1度高血圧(140-159かつ/または90-99)
2度高血圧(160-179かつ/または100-109)
3度高血圧(≧180かつ/または≧110)
収縮期高血圧(≧140かつ<90)


さらに高血圧は本態性高血圧と二次性高血圧に分れられます。
本態性が9割を占め、一般的な高血圧はこちらになります。

これらの数値は高血圧治療ガイドライン2014 から引用しました。

血圧上昇のメカニズムですが、ホンモンが関与する難しい話は置いておいて、基本的には心拍出量と末梢血管抵抗の上昇によって引き起こされます。

心拍出量の上昇の要因として、

交感神経活性化
塩分過剰摂取
腎臓の機能低下

などによって、

循環血液量上昇
心拍数上昇
心筋収縮力上昇

が引き起こされることがあげられます。


また、
末梢血管抵抗上昇の要因として、

交感神経活性化
血管壁の機能低下

などによって、

血管床の面積低下
動脈壁の弾性低下
血液粘性上昇

が引き起こされることがあげられます。


心拍出量は心臓から送り出される血液量のことです。

塩分取りすぎると血液が濃くなり、それをちょうどよくするために水分量が増やされます、そうすると水分量の分だけ血液量が増加するので、その分、心臓に負担がかかることになります。

血管にかかる圧力が血圧です。
血液量が増えればその分だけ血管にかかる圧は高くなります。

血管が元気であれば、弾性があるので、圧力を逃がすことができます。

しかし、動脈硬化などによって血管自体の弾性が低下してしまえば、血圧上昇が引き起こされます。

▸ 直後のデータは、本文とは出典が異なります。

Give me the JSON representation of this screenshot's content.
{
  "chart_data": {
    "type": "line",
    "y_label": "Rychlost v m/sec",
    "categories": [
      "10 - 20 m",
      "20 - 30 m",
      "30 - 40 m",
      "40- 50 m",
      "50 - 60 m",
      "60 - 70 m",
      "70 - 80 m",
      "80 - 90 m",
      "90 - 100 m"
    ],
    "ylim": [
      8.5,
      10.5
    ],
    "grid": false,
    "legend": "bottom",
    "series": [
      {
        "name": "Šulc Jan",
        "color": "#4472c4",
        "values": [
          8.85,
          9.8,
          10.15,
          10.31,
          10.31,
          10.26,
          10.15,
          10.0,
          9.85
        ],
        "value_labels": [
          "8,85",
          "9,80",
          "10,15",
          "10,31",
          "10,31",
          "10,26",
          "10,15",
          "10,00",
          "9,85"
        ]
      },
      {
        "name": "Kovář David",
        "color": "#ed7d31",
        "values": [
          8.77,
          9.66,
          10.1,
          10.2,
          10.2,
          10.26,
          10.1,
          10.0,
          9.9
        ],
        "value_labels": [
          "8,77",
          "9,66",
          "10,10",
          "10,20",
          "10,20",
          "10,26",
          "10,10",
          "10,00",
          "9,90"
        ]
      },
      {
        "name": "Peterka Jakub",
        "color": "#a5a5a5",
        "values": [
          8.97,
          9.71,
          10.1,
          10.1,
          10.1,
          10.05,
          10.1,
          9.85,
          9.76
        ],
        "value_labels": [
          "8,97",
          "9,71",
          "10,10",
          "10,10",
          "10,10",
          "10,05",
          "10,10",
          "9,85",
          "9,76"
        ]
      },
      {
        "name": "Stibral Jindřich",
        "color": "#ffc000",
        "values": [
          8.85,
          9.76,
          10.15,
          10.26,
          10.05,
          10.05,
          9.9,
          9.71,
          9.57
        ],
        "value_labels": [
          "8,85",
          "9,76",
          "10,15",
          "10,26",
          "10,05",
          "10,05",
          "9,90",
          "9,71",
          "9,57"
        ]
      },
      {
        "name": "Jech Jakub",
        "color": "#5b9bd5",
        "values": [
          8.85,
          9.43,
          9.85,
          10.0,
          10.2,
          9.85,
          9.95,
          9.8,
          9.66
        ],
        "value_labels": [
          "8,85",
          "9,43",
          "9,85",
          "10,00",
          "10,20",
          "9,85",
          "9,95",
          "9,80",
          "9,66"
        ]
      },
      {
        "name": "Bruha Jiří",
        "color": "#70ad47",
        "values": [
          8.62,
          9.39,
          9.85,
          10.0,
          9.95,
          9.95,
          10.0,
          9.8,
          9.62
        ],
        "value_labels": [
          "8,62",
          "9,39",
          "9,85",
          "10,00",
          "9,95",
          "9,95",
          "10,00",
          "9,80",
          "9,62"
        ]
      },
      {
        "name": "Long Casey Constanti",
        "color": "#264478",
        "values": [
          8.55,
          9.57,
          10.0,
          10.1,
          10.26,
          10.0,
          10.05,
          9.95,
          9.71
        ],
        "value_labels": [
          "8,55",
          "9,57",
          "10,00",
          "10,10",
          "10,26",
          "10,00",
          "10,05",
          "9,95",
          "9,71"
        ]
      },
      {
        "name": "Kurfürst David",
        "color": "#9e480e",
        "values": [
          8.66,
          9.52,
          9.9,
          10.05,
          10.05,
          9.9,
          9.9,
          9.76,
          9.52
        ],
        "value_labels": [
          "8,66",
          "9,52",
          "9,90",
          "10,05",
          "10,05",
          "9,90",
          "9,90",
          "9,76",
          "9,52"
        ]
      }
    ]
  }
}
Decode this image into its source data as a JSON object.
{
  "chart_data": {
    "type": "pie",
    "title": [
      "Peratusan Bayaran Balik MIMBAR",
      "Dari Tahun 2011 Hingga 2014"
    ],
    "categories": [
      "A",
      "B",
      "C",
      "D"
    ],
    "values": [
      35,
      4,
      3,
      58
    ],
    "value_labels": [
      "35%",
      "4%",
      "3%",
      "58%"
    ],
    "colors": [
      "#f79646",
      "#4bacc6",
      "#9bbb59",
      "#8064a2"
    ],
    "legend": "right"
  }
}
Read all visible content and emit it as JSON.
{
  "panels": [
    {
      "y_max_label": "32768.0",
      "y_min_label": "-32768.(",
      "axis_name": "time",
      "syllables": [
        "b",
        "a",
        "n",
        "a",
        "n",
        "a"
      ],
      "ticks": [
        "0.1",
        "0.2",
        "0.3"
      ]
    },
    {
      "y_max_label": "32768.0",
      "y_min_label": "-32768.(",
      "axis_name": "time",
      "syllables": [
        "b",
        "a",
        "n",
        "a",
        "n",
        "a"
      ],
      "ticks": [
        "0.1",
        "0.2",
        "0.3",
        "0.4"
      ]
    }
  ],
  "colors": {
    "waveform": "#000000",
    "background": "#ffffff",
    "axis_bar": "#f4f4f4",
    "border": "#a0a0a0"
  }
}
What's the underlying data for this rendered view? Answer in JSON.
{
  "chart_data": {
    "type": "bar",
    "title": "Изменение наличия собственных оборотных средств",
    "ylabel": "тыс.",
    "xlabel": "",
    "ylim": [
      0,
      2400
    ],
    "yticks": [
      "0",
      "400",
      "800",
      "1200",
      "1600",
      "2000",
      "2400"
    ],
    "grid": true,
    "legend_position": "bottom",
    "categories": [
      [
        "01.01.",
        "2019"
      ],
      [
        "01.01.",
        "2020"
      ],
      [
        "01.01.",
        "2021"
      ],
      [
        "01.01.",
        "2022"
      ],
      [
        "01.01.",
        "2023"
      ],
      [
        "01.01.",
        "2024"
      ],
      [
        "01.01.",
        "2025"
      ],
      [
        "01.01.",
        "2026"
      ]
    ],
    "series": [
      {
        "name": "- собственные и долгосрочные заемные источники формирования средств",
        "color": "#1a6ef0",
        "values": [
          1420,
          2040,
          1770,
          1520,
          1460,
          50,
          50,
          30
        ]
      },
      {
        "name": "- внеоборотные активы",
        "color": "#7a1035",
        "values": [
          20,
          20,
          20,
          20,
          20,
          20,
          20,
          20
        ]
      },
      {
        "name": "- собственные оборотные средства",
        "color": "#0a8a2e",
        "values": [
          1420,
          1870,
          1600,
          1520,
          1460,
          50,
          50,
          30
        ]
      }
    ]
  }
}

さらに、血管が詰まったり、破裂したりする危険性も高まります。

同じメーカーでも、買ったばかりの新しい軟らかいホースと年期の入った硬いホースでは、耐久性は買ったばかりの方が高いのと似たようなものです。
あくまでも感覚的な話ですが。



血圧上昇に、
メタボリックシンドローム
中性脂肪≧150
コレステロール(善玉<40、悪玉≧140)
空腹時血糖≧126
HbA1c≧6.5
BMI≧25
喫煙や年齢
家族歴
などの要因が絡むと心疾患を引き起こす可能性が極めて高くなります。


生活習慣病には、がん、脳卒中、心疾患、高血圧、脂質異常症(高脂血症)、糖尿病、肥満、肺気腫、歯周病などがあげられます。

そのうち三大生活習慣病は、
がん、脳卒中、心疾患と言われています。

脳卒中には、脳梗塞と脳出血に分けられ、
心疾患の代表例は心筋梗塞です。

と、生活習慣病に入ってしまいましたので、一先ず終了にします。


血圧のメカニズムを少し書いてみました。

結局は生活習慣によるところが大きいので、食事、睡眠、運動のバランスが大切になります。